「あれ?いつからいたの?」が相手を落ち込ませる

お笑いで活躍中の、元ホストのヒロシさんは、自分のグチを集め、独特のスタイルで語る自虐ネタが得意です。

ネタのひとつに、正確ではないかもしれませんが、こんな感じのものがあります。

「いつからいたの?っていわれましたが、最初からいたとです」

笑いを説明するのはナンセンスですが解説しますと、状況はおそらく若い男女が集まってお酒を飲んだりしながら楽しんでいるとき、ふと女性に「あれ、いつ来たの?」といわれ、自分の存在感のなさに落胆したということです。

ヒロシさんはネタにしていますが、こういう発言は実際にもよくあると思います。

「あんた、いたんだ?」「あの人、来てたっけ?」と、人の自尊心を平気で傷つけるものの言い方をする人をよく見かけます。

 

人は自分の存在を認めてほしいものです。

おとなしくて、隅に引っ込んでいるような人でも、「私はここにいます!」と心の中で叫んでいます。

出しゃばる気はないけれど存在は認めてほしい、そう考えている人が大半ではないでしょうか。

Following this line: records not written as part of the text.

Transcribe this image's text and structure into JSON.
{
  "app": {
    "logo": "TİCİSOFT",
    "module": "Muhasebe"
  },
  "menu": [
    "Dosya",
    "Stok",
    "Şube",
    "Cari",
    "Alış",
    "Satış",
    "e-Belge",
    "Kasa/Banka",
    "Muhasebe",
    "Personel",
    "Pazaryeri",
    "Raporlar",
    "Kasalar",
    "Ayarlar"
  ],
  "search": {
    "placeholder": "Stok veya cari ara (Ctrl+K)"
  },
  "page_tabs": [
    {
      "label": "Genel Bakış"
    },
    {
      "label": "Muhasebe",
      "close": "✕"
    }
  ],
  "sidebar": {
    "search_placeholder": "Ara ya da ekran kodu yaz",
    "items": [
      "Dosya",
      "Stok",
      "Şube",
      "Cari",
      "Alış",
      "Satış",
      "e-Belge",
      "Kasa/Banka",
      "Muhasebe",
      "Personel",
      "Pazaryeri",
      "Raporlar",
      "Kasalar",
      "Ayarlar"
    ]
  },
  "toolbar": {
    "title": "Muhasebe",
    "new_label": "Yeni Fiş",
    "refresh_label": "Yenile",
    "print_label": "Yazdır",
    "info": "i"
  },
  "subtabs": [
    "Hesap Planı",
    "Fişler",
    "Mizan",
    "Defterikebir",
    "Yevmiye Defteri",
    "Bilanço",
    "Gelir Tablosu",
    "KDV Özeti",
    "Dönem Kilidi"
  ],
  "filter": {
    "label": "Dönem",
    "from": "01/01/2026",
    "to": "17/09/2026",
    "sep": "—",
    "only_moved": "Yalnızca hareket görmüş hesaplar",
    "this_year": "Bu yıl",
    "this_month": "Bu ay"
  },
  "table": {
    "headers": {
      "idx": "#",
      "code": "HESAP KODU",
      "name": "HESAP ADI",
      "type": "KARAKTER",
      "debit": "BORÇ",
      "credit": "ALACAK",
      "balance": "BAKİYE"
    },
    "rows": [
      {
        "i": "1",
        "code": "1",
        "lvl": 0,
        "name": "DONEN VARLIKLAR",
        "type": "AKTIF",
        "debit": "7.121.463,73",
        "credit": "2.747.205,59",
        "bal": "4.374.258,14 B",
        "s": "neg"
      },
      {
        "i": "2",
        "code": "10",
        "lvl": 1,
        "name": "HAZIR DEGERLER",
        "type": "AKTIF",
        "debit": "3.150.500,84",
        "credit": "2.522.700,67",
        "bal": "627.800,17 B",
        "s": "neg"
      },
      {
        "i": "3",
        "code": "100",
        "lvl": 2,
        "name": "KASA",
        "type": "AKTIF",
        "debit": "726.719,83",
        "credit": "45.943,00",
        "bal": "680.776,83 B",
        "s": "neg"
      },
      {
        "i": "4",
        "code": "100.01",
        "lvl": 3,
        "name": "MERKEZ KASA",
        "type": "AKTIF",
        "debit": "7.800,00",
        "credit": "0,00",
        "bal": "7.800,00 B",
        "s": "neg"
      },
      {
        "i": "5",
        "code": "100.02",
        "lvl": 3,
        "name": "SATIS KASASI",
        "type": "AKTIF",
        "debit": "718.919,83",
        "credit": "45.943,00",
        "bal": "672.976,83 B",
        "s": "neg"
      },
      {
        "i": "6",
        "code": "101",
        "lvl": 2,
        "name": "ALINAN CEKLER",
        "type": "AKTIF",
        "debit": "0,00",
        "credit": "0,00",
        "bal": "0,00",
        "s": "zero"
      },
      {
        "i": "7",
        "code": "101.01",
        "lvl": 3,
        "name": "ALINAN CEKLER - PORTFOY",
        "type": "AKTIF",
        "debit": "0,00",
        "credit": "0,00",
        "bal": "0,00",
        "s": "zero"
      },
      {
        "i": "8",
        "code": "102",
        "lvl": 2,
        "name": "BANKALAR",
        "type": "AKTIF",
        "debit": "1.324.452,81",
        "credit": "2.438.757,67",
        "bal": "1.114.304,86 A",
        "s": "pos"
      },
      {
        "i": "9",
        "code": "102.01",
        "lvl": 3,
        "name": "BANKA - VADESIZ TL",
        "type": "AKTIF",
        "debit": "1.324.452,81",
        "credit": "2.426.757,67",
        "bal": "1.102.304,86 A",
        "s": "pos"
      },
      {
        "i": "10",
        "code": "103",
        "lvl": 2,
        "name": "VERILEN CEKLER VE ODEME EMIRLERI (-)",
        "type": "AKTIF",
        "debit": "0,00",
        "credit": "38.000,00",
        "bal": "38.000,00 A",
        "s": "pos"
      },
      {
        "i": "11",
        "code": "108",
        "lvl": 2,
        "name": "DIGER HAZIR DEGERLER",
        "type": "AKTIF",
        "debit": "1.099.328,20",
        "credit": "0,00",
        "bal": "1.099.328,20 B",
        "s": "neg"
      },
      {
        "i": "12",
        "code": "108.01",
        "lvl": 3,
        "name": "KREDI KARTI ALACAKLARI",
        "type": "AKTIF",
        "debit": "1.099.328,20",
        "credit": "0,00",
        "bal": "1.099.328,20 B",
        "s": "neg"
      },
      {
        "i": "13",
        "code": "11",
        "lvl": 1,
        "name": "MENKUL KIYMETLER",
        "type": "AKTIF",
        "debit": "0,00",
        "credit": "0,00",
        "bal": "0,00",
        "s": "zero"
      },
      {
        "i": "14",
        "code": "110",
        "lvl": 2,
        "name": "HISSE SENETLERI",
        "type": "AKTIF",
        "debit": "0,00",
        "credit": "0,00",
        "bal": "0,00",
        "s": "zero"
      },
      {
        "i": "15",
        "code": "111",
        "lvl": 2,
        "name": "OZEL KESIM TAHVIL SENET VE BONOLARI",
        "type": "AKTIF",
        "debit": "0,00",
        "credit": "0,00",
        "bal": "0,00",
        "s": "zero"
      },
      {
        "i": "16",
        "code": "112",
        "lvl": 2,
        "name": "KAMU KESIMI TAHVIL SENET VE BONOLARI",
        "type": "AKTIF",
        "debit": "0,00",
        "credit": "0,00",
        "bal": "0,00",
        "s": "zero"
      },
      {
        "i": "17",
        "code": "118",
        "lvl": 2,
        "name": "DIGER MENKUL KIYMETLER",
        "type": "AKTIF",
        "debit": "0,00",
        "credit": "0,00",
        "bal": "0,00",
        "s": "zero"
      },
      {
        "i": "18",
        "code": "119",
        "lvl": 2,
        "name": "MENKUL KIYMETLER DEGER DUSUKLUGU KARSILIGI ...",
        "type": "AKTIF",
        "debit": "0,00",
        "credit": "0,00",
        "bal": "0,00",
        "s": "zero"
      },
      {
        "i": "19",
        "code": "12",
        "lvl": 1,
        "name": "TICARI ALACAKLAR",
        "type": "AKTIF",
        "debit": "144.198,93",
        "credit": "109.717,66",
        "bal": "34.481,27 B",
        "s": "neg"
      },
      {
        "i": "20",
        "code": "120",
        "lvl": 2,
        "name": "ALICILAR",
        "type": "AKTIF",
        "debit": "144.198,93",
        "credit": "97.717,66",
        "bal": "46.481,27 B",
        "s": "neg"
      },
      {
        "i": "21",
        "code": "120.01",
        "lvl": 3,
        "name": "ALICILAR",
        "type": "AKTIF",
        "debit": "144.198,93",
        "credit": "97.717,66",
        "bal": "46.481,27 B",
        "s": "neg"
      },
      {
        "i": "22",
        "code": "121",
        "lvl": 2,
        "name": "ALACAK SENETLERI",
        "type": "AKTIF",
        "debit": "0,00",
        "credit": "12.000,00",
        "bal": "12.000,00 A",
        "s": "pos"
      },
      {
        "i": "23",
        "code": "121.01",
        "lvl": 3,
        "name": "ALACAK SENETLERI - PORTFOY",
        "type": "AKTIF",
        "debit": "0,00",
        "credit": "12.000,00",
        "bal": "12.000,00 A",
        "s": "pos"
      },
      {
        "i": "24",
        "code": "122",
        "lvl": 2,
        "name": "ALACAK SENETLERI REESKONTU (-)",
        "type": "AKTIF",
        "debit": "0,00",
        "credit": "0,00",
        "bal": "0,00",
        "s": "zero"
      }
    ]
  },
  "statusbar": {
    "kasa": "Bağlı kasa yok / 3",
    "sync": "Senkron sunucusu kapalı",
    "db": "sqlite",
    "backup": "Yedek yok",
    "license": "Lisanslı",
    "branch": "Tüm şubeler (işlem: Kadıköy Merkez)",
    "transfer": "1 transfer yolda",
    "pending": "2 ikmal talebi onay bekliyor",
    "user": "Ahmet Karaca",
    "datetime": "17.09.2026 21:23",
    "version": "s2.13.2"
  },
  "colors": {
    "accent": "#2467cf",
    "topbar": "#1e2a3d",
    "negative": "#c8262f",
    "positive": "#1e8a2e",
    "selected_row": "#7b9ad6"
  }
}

組織の中心にいる人、上に立つ人、目立っている人は、そういう人にこそ、

「あなたにはいつも助けてもらっています」

「なんだか私ばっかり、おいしいところを持っていってすみませんね」

といった心づかいの言葉を投げかけてほしいものです。

「地味な存在の私を見てくれている人がいる」と、思ってもらうことは、誰にとっても不利益にはなりません。

 

これに通ずる話としては、いつも残業で遅いご主人が早く帰ってきたとき、

「もう帰ってきたの?外で食べてくるかと思ったから、ご飯ないわよ」

というやりとりも、ご主人の存在を無視しているように受け取られます。

ふだんから自分には存在感がないと思っている人ほど、はっきりと指摘されたときには、とても傷つくのです。

おそらく、「私だって、本当はいつだって早く帰りたかとです」と、自虐ネタをつぶやいているように思うのですが。